I don't think preschool is an absolute waste though, and although you shouldn't expect your preschooler to master all their letters and numbers, you can at least expect them to be prepared for the true start of school life in kindergarten.

TEKS, which form the basis of Texas standards for education, begin with kindergarten, as does 'real schooling' in the eyes of most parents. It may not be mandatory, but parents who didn't send their children to preschool are eager to have them acclimated into the grinding wheels of the education system once their kid is old enough to be enrolled as a kindergarten.

What I've noticed, from observing kindergarteners the past few weeks, is that they are unpredictable, unbridled and children in almost every sense of the word.

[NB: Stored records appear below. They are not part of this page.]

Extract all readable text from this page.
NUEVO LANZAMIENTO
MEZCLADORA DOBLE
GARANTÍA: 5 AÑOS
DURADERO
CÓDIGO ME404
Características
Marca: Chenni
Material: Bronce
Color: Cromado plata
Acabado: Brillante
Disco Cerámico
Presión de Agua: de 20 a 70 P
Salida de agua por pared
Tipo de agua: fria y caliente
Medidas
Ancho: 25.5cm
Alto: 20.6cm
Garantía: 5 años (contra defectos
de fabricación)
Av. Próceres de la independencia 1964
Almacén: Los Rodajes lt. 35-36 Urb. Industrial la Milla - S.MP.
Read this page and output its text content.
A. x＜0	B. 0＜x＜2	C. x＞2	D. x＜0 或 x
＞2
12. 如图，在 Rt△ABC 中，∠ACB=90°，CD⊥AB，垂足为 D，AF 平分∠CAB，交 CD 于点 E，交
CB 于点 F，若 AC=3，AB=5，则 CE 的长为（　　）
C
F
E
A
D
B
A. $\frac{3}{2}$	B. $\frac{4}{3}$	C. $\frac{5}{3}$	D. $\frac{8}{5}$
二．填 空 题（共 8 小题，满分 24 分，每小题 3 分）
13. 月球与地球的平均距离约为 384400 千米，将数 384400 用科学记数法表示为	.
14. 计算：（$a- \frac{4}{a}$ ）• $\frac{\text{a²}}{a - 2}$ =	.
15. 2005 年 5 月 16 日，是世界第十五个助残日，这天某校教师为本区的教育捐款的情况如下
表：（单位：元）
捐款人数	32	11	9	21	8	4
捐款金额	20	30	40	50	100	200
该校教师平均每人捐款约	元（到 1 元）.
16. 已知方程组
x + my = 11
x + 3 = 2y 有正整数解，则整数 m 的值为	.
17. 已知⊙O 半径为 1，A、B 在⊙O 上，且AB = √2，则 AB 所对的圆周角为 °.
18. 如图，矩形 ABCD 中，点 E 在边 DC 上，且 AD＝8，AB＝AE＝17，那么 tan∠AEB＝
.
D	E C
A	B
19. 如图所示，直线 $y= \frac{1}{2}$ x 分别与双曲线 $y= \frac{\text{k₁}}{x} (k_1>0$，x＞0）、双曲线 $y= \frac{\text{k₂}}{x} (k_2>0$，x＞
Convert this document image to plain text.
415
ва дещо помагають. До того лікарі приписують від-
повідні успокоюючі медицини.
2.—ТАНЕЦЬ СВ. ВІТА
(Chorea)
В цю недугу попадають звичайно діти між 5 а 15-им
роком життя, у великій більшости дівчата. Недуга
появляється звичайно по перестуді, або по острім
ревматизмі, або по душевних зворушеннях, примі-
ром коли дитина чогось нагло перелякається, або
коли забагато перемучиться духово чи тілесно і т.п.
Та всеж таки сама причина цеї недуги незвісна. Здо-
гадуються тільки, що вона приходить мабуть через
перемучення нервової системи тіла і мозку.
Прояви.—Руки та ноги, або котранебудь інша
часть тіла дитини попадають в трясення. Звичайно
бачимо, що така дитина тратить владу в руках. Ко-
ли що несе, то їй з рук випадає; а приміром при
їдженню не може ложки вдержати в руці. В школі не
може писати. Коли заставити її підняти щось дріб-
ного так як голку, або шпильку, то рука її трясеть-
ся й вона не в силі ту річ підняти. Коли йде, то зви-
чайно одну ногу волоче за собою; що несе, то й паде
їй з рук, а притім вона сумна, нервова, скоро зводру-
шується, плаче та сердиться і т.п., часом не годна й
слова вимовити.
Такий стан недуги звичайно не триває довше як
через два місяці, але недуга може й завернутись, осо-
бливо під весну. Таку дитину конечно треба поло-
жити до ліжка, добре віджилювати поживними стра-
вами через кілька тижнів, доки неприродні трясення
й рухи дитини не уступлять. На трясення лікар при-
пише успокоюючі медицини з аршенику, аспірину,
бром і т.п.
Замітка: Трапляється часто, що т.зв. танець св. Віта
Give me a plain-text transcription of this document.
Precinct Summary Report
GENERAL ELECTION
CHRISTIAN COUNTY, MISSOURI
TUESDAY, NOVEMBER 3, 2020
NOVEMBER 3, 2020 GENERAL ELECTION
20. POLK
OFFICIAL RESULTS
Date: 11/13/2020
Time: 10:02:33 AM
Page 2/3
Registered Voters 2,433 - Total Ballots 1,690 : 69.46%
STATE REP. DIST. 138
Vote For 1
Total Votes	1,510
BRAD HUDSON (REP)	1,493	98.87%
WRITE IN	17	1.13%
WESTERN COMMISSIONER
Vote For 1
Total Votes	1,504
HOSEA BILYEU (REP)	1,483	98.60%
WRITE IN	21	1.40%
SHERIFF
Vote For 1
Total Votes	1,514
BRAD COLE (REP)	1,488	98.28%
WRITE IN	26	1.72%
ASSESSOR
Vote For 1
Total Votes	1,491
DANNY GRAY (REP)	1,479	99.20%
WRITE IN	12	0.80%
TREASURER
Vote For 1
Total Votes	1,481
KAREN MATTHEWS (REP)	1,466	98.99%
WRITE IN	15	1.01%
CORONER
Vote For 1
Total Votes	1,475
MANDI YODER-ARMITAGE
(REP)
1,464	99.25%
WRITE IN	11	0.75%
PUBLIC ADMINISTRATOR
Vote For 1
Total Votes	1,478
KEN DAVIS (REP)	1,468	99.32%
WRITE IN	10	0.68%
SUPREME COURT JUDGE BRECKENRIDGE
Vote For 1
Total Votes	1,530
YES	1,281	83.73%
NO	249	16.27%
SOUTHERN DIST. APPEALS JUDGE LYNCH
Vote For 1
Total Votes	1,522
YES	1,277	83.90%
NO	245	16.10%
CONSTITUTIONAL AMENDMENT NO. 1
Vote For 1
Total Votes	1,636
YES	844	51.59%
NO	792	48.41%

Their world doesn't extend much farther than themselves and in their eyes, "me" is the most powerful and only concept they must understand. They are also sweet, ready to please and love, and forever hopeful in what each new moment can bring. My big discovery though was that you could tell with a look which kindergarteners have been to preschool.

It isn't just that they're the ones who can recognize their capital and lowercase letters, who know their shapes and colors and who can hold a pencil the right way, although I've seen all of these things too. Some of them can spell words and write letters and others already know about important reading and math concepts that are outlined in the TEKS.

It's the other school and life skills that really show which kids went to preschool though.

Yes, they may be the ones who come up repeatedly to ask when it will be naptime, but they'll also be the kids who can sit up straight on the carpet without rolling around and know what it means to follow direction.

They understand consequences and are accustomed enough to school to know what rewards and consequences are and that your teacher is not the same thing as your mother. The precocious ones have even mastered that most elusive, aggravating skill of being able to tie their shoes without any help.

So, preschool isn't just a daycare full of naps, snacks and unchaperoned fun, nor is it a torture house that transforms children into miniature adults before their time. It is where students learn skills, like listening and sharing that will stick with them not only through kindergarten but their entire lives.